O yıllarda Max Ernst, Man Ray, Jacques Herold, B. Condras, Charles Estienne gibi sanatçı, yazar ve eleştirmenlerle beraber sergiler açması, onlarla olan yakın ilişkileri, sanat yaşantısında kendi üslubunu yaratmasına yol açtı. Minimalizme uzanan ve kavram temalar üstüne yaptığı soyut çalışmaları, Paul Klee, Max Ernst, Picasso, Duchamp gibi dönemin avangard birçok sanatçı, yazar ve şairin eserleri ile birlikte sergilendi.
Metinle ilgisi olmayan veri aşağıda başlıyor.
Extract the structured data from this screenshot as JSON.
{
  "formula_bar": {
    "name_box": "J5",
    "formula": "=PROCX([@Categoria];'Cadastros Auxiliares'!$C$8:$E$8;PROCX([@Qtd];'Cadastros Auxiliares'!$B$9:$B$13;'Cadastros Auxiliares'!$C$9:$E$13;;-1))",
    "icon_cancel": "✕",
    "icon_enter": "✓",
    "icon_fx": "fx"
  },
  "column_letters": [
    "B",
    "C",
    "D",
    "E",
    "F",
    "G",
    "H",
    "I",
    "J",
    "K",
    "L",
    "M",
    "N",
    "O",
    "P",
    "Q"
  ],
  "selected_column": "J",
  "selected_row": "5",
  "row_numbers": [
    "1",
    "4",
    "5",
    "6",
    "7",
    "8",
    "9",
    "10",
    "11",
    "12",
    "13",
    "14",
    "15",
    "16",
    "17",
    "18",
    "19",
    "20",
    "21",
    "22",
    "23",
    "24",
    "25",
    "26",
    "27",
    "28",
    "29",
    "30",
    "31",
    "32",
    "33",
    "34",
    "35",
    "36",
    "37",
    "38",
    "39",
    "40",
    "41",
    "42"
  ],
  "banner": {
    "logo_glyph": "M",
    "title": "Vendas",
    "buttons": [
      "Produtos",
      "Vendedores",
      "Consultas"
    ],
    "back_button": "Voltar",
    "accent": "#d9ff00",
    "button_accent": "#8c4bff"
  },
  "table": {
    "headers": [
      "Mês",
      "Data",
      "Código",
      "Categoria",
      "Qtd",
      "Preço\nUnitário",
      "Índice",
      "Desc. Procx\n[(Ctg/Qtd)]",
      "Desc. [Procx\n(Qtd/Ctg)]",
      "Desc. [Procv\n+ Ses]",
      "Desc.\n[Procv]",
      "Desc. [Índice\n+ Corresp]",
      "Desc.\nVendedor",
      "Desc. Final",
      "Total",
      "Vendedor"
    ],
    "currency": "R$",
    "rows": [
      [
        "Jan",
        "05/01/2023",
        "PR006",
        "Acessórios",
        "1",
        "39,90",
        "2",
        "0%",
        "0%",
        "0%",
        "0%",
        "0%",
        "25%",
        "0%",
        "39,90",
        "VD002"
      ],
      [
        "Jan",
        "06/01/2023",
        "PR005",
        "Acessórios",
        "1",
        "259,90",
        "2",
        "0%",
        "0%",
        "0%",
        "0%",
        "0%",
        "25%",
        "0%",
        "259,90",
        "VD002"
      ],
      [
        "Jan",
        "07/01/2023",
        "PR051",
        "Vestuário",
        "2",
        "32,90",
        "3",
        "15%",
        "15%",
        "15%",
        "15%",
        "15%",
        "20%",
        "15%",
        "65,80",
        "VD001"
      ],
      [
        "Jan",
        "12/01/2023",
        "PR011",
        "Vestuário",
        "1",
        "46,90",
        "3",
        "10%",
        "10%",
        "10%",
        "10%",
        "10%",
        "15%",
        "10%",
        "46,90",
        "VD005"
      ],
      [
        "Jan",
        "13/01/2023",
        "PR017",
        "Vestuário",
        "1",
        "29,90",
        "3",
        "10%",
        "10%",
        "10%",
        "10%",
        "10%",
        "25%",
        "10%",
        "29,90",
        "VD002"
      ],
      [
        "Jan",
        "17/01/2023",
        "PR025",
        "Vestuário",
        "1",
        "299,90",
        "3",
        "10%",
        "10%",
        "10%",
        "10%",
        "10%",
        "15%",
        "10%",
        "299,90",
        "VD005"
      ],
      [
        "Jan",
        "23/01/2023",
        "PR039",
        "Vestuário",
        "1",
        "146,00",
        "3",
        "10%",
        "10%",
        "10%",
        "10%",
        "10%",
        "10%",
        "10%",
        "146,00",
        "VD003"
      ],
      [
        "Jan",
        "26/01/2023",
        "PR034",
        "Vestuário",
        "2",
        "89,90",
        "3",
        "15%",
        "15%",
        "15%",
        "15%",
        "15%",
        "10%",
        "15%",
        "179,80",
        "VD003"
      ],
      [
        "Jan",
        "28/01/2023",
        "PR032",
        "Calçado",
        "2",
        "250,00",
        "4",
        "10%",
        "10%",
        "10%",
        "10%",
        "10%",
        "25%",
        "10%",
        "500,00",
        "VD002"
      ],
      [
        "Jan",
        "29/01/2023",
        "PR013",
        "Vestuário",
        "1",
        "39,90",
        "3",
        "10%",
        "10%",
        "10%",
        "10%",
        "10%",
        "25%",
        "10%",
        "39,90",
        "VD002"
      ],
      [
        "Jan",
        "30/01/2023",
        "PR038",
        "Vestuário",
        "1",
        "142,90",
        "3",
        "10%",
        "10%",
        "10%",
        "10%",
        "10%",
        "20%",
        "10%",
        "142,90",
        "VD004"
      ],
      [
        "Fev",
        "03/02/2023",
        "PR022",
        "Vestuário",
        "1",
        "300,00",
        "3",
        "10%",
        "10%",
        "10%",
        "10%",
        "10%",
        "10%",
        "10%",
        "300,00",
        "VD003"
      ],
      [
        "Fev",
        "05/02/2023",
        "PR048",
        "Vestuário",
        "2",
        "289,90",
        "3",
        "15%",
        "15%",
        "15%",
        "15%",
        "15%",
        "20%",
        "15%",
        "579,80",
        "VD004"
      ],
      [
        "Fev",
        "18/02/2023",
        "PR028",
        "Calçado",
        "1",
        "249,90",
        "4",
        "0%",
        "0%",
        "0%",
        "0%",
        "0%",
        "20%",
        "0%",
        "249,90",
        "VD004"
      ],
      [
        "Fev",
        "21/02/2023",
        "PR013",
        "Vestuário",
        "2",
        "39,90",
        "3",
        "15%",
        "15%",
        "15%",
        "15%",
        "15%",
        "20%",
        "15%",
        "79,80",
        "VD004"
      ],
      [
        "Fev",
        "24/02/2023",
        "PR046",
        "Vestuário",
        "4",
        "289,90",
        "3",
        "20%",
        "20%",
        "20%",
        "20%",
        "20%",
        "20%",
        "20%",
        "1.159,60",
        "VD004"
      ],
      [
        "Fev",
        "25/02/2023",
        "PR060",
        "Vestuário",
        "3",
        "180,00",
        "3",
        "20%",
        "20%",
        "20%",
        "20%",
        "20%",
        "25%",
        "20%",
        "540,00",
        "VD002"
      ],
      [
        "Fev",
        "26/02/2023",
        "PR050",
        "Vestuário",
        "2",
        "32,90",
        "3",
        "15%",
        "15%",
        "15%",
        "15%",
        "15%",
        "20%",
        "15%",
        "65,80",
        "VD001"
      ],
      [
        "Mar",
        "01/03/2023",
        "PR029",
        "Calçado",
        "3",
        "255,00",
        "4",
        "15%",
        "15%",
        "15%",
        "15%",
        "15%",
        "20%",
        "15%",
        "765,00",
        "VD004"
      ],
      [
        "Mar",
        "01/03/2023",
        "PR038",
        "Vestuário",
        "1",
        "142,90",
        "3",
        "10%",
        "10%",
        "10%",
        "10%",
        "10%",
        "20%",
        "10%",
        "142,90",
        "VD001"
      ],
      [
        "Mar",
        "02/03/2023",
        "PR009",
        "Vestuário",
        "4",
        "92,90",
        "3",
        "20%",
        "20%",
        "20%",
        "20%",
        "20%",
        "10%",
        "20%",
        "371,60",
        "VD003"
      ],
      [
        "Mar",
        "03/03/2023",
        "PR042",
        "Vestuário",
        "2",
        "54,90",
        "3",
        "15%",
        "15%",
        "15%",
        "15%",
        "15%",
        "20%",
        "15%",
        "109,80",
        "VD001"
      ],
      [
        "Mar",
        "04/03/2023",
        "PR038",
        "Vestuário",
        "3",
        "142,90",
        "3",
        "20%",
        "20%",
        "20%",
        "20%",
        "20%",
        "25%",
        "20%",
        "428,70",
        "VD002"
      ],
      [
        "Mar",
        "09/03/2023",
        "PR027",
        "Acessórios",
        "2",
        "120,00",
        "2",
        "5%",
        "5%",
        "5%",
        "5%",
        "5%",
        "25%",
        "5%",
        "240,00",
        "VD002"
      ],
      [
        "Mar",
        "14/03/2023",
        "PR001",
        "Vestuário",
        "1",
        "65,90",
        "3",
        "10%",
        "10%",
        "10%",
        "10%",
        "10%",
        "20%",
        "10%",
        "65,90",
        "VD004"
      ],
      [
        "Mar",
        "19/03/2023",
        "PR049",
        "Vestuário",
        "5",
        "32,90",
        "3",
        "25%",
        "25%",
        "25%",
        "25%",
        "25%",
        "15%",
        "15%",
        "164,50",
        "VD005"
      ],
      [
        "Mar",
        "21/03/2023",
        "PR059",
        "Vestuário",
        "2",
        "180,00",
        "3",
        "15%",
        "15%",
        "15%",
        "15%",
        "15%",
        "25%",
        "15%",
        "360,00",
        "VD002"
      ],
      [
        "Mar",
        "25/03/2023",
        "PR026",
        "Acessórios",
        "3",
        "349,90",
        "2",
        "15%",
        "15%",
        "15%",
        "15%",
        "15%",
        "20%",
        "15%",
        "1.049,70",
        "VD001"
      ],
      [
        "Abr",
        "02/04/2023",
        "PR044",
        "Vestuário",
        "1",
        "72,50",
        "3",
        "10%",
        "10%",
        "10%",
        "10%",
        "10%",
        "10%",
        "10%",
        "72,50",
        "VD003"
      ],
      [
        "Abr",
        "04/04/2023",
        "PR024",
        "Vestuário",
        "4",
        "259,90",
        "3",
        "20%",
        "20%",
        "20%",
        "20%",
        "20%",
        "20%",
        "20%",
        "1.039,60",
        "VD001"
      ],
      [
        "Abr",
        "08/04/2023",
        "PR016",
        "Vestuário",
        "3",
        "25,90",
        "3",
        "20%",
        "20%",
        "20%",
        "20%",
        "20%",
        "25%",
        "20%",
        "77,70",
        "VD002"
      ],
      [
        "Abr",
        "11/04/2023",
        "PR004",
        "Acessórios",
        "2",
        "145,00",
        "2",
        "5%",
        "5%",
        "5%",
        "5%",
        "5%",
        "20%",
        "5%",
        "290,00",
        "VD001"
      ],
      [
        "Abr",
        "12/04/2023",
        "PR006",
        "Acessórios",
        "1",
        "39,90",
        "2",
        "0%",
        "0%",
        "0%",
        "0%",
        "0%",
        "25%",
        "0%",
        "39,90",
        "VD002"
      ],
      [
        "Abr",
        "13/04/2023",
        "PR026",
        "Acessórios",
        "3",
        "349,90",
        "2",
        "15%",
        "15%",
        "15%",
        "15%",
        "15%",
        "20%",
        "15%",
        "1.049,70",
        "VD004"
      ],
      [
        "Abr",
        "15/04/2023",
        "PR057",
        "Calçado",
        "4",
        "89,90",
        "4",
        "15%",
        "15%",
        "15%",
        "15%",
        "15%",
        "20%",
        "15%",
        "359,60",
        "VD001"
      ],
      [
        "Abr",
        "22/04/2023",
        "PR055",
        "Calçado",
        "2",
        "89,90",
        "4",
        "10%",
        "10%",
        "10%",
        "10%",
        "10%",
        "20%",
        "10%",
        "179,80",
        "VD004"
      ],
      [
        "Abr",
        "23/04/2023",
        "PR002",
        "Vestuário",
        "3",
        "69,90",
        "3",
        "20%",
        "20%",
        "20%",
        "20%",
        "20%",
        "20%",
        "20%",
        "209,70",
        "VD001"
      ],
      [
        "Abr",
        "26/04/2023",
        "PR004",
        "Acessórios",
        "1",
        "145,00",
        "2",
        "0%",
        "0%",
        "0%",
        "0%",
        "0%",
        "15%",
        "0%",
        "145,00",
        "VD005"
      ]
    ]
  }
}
Paris’te ölen Leopold Levy Tiraje’yi resmî mirasçısı olarak atadı. Tüm resim koleksiyonunu ve atölyesini, aile fertleri yerine ona bırakmayı uygun gördü. Tiraje de Levy’e karşı duyduğu sevgi ve sorumluluk gereği, tüm çalışmalarının ayrıntılı bir arşivini hazırladı ve o tarihten itibaren çalışmalarını Levy’nin Paris sanat çevresi için simgesel değeri olan bu tarihi atölyede sürdürdü.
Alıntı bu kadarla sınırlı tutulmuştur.